Napoleon’s problem was that he also thought he was a ruler of genius. The worst aspect of his rule was the plundering in which, he could claim in self-defence, he was merely carrying out the orders of the Directory. Napoleon wrote to the Directory: ‘We have taken almost everything fine in Italy except a few objects which are at Turin and Naples.’ Lombardy paid 20 million francs and gave up all the paintings and works of art that could be seized by the French. Modena paid 10 million francs and twenty paintings. Pavia paid 2 million francs and twenty paintings. Some 6 million francs were seized from Venice, along with the four bronze horses of St Mark’s, the Lion of Venice and the treasure of the Doge’s Palace. From Parma he grabbed Corregio’s superb ‘Dawn in Naples’: ‘The possession of such a masterpiece at Paris will adorn that capital for ages, and give birth to similar exertions of genius.’
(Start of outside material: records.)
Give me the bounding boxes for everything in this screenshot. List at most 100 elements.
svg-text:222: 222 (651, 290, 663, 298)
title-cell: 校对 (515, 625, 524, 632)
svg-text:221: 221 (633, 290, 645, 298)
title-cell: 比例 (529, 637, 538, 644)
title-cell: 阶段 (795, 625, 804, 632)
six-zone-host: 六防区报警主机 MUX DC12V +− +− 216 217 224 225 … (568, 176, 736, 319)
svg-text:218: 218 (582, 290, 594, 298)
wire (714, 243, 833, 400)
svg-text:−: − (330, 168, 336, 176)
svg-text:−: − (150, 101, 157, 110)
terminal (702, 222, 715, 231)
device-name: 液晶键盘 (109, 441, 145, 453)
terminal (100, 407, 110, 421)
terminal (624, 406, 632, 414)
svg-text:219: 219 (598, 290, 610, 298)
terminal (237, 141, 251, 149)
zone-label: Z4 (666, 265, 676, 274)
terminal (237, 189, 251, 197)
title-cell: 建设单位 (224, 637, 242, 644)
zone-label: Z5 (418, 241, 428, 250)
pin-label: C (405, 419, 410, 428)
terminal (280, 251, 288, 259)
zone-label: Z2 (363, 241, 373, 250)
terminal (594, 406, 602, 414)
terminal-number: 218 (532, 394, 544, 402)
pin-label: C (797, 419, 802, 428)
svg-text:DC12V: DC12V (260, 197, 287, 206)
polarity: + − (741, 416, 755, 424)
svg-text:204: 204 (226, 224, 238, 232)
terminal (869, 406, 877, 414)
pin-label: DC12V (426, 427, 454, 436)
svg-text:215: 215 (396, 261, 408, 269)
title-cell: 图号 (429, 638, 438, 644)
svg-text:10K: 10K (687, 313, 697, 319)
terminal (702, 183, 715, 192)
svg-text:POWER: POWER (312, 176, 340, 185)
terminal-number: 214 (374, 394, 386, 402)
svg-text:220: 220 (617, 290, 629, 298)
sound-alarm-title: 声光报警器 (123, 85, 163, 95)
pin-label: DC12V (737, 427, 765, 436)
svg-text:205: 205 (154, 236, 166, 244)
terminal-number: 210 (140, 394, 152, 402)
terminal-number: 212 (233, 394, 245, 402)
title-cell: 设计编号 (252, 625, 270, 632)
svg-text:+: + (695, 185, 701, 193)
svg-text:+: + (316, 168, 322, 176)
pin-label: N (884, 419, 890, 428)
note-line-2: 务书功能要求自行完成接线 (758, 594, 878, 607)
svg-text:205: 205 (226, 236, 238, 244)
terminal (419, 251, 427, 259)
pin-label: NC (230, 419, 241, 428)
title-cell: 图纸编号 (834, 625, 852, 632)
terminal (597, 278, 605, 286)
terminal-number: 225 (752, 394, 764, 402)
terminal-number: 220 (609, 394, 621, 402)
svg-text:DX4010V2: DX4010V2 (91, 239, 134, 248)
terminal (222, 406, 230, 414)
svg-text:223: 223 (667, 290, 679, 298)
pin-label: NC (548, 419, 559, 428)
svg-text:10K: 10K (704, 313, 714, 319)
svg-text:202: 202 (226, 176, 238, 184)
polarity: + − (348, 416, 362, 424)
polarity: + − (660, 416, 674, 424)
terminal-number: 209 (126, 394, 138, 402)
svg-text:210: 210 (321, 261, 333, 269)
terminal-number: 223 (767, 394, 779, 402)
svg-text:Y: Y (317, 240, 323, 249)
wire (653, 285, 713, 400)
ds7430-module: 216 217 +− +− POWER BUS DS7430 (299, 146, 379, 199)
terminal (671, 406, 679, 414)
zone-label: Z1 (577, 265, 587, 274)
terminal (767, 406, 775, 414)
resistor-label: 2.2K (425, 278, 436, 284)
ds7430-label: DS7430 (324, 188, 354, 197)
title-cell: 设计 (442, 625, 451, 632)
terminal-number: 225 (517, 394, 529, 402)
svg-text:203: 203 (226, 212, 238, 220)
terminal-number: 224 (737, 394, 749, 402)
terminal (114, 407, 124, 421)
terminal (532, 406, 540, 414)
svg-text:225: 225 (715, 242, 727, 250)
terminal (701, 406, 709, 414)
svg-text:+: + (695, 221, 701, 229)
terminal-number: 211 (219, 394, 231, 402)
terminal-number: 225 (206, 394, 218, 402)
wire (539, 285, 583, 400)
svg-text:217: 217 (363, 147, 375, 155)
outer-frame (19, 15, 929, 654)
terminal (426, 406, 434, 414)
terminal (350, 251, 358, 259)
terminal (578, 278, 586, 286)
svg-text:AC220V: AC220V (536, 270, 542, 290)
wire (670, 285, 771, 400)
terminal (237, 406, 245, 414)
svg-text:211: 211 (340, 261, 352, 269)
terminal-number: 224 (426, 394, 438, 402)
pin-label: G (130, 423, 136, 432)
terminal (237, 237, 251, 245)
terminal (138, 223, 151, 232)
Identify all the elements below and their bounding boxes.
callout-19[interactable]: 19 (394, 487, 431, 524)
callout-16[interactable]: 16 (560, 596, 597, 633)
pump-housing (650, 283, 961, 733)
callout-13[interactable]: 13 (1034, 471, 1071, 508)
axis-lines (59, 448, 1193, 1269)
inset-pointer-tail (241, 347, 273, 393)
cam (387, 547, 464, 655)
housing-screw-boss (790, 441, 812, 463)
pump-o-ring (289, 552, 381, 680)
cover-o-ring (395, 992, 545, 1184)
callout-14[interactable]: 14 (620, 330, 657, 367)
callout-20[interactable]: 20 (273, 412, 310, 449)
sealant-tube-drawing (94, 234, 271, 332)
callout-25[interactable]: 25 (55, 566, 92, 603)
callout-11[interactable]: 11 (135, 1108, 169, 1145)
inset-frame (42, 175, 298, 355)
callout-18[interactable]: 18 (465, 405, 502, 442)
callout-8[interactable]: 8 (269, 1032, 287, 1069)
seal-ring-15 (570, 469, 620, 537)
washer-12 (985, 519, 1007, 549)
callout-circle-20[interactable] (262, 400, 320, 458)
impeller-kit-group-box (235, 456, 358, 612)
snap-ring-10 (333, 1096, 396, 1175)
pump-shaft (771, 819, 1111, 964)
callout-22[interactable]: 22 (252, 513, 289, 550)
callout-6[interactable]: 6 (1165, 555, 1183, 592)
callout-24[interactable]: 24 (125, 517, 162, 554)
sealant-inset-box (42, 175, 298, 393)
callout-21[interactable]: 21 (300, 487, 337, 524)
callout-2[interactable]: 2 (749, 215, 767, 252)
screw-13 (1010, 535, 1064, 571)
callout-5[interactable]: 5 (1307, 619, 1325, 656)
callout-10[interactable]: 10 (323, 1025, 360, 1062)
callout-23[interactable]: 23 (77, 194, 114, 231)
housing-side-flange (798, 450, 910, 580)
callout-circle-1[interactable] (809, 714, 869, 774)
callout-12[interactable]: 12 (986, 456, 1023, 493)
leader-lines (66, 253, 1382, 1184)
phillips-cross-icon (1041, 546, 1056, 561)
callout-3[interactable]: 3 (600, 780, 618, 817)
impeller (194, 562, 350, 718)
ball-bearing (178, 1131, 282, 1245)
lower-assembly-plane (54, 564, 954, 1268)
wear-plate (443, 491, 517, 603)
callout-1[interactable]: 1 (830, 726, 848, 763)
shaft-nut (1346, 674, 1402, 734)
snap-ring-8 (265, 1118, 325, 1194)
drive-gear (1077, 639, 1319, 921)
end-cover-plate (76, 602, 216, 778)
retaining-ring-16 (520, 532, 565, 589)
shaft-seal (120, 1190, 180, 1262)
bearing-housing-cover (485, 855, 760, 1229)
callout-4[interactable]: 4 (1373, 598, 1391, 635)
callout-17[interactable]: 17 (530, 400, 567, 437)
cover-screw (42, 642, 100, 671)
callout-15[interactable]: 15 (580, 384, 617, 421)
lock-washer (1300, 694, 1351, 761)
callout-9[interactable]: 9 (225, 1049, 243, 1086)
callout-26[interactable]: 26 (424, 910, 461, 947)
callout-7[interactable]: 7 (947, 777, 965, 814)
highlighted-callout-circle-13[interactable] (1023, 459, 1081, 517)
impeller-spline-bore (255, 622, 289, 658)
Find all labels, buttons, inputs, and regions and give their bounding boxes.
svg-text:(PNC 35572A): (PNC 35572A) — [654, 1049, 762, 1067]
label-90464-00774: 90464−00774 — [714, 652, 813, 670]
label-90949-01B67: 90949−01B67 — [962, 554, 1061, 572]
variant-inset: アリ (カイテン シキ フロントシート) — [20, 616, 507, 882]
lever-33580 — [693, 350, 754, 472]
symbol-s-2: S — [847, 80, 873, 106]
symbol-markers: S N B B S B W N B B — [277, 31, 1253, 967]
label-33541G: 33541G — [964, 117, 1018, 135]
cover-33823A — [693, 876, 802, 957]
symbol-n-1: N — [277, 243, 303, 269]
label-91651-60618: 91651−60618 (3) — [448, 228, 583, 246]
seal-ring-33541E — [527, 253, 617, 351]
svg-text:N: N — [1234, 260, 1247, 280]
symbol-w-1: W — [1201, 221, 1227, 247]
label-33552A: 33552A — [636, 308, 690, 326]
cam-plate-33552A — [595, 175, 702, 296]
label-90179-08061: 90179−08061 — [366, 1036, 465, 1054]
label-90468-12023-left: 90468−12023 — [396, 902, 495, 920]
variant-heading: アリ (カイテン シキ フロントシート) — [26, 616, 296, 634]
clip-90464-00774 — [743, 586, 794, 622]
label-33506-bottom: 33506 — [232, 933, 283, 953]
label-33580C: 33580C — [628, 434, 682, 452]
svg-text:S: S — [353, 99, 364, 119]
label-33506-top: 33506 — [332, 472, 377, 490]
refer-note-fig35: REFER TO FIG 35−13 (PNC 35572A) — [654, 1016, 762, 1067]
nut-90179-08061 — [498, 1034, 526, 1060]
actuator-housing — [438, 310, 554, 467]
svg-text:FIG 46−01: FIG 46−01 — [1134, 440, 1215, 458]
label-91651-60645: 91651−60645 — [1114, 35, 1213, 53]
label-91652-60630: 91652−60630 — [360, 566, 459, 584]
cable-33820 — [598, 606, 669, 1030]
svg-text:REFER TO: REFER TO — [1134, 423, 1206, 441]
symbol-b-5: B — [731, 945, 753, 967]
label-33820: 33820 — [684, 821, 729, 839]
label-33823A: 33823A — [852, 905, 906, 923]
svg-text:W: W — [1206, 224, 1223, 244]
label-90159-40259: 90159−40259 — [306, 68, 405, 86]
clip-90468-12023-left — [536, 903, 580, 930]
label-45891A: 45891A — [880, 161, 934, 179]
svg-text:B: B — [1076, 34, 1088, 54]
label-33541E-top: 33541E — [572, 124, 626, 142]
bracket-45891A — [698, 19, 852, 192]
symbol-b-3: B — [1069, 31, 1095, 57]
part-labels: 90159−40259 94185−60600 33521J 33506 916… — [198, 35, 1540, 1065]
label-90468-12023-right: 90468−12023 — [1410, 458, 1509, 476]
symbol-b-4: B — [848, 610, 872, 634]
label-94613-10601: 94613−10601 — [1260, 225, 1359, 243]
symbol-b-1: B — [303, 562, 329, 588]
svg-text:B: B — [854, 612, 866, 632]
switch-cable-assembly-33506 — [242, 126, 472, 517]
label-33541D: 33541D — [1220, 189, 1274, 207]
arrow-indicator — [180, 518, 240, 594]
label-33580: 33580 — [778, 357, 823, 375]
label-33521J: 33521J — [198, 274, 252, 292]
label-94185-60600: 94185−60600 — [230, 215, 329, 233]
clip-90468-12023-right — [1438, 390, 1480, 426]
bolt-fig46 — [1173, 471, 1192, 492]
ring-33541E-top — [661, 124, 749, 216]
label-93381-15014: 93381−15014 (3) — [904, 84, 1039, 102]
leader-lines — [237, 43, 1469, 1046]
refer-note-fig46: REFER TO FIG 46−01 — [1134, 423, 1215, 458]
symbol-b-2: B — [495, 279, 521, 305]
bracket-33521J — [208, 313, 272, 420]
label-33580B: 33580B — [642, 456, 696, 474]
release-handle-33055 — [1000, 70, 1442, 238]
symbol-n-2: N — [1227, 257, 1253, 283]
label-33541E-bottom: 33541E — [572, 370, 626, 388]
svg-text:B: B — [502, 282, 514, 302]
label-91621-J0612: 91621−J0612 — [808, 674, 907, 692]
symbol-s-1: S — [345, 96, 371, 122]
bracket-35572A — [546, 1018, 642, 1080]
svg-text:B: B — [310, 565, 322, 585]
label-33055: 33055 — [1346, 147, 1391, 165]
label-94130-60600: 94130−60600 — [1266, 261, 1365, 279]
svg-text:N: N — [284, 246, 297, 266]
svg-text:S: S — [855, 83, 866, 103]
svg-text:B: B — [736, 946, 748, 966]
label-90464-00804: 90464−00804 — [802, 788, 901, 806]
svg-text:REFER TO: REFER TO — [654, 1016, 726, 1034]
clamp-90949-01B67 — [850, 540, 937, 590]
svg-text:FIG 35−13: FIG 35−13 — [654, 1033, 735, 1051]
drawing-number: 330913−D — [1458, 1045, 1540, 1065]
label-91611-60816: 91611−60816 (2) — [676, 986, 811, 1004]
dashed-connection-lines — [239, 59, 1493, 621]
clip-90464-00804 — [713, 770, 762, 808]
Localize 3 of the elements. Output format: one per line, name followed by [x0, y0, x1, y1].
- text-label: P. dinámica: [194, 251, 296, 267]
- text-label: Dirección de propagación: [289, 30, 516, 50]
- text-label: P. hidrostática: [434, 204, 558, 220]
Galileo’s manuscripts on fortifications, many of Leonardo’s scientific treatises, and works of Giorgione, Rafael, Mantegna, Filippo Lippi and Andrea del Sarto were taken, while a hundred of Italy’s finest carriage horses were seized as ‘works of art’. The Pope was made to yield a hundred paintings, 500 manuscripts, several statues and 21 million francs in tribute. Italians were later to say that post-Napoleonic silver
was worthless, because all the antique silver had been plundered by Napoleon.
Napoleon was thought to have kept some 40 million of the 50 million francs raised for himself and his associates, including at least 3 million for himself personally. Joseph, his brother, bought a large house in Paris with his share and Letizia completely rebuilt the house at Ajaccio. Napoleon bought a house for himself on the rue de la Victoire, a large estate in Belgium and a huge house and estate on the banks of the Seine for Josephine, which cost a colossal 335,000 francs.
Napoleon’s actual exercise of power was overlaid by a combination of humbug and idealism. It is hard to separate the two, but it seems clear that he resisted the Directory in its desire to promote Italy’s developing republican sentiment. Napoleon explained his views on the new Cisalpine Republic:
The republic is divided into three parties: 1) the friends of their former government, 2) the partisans of an independent but rather aristocratic constitution, 3) the partisans of the French constitution and of pure democracy. I repress the first, I support the second, and moderate the third. I do so because the second is the party of the rich landowners and priests, who in the long run will end by winning the support of the mass of the people which it is essential to rally around the French party.